In cases of patients with indwelling catheters, special care should be taken so that a community-acquired infection does not occur. It is recommended that these people should avoid the use of bath sponges and wet items for skin care, as these can be sites of growth and contamination of the bacteria.

==Ecology==
By studying the environments in which P. oryzihabitans are found, scientists are able to get a clearer picture on how infections occur and how these bacteria may be found on individuals outside hospitals. Although the bacteria can be nosocomially acquired, the environment must be taken into account as a host for them. These bacteria, while observed in hospital sites, can originally be found in damp environments such as locations with water, stagnant or running, and soil. Data indicates that environmental sources could be a reason for the development of an infectious disease, as well as the presence of foreign objects in the body.

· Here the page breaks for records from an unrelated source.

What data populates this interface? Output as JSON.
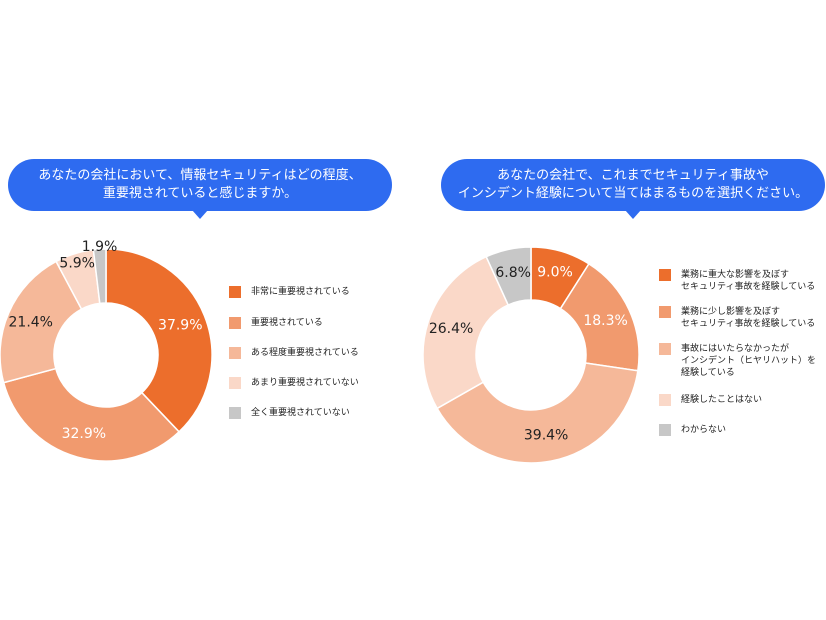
{
  "colors": {
    "accent_blue": "#2e6bf0",
    "slice_1": "#ec6e2c",
    "slice_2": "#f19a6e",
    "slice_3": "#f5b899",
    "slice_4": "#fad8c8",
    "slice_5": "#c7c7c7"
  },
  "left": {
    "question_lines": [
      "あなたの会社において、情報セキュリティはどの程度、",
      "重要視されていると感じますか。"
    ]
  },
  "right": {
    "question_lines": [
      "あなたの会社で、これまでセキュリティ事故や",
      "インシデント経験について当てはまるものを選択ください。"
    ]
  },
  "chart_data": [
    {
      "type": "pie",
      "title": "",
      "categories": [
        "非常に重要視されている",
        "重要視されている",
        "ある程度重要視されている",
        "あまり重要視されていない",
        "全く重要視されていない"
      ],
      "values": [
        37.9,
        32.9,
        21.4,
        5.9,
        1.9
      ],
      "value_labels": [
        "37.9%",
        "32.9%",
        "21.4%",
        "5.9%",
        "1.9%"
      ],
      "colors": [
        "#ec6e2c",
        "#f19a6e",
        "#f5b899",
        "#fad8c8",
        "#c7c7c7"
      ],
      "legend_position": "right"
    },
    {
      "type": "pie",
      "title": "",
      "categories": [
        "業務に重大な影響を及ぼす\nセキュリティ事故を経験している",
        "業務に少し影響を及ぼす\nセキュリティ事故を経験している",
        "事故にはいたらなかったが\nインシデント（ヒヤリハット）を\n経験している",
        "経験したことはない",
        "わからない"
      ],
      "values": [
        9.0,
        18.3,
        39.4,
        26.4,
        6.8
      ],
      "value_labels": [
        "9.0%",
        "18.3%",
        "39.4%",
        "26.4%",
        "6.8%"
      ],
      "colors": [
        "#ec6e2c",
        "#f19a6e",
        "#f5b899",
        "#fad8c8",
        "#c7c7c7"
      ],
      "legend_position": "right"
    }
  ]
}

These bacteria were first studied in depth and identified after they were isolated from a rice paddy.

In one study, researchers found that P. oryzihabitans contaminated drinking water supply and questioned whether or not these bacteria are commonly found in naturally distributed water. The water supply systems were in contact with an object that is directly connected to sinkholes, which are known sites for the bacteria to linger. Since sinkholes are large underground cavities, they have enough room to foster water, making this environment an ideal place for P. oryzihabitans to grow.

These bacteria are able to persist in biofilms where they are relatively protected from chlorine disinfection.
Their presence in drinking water is attributable to this fact.

When an infection caused by P. oryzihabitans was reported in a patient with AIDS and an indwelling catheter, scientists took samples from the man's home to see where these bacteria were located and to find out a possible explanation for his infection. The patient claimed that he followed the strict hygienic guidelines pertaining to catheters, so an environmental factor is responsible for the infection. They ended up tracing the origin of the bacteria to a bath sponge. In order for researchers to validate these findings, they also tested bath sponges from other households and found P. oryzihabitans in some separate samples as well. This suggests that the water could be contaminated with these bacteria, which in turn, could lead to potential infections in certain individuals.

==Clinical significance==
Infections from P. oryzihabitans are increasingly associated with catheter-related bacteremia, peritonitis, wound infections, and meningitis (after surgery), mostly in patients with diseases that significantly weaken the individual.

Foreign material present in the body predisposes patients to infections, as well as those with severely weakened immune systems.

Most cases are nosocomially acquired, however, there are infections detected upon admission to a hospital. There are also cases where P. oryzihabitans was a causation of sepsis in some people. The only other oxidase negative Pseudomonas is P. luteola.

==Physiology==
The cells of Pseudomonas oryzihabitans are rods with rounded ends. These Gram-negative bacteria are able to move due to a flagellum, and the cells occur singularly and very rarely in pairs. Strains of these bacteria produce a yellow water-insoluble pigment in their cells.

Their metabolism is restricted to an aerobic respiratory system. They are oxidative but not fermentative, and when isolated and cultured, their growth occurs on MacConkey agar and SS agar.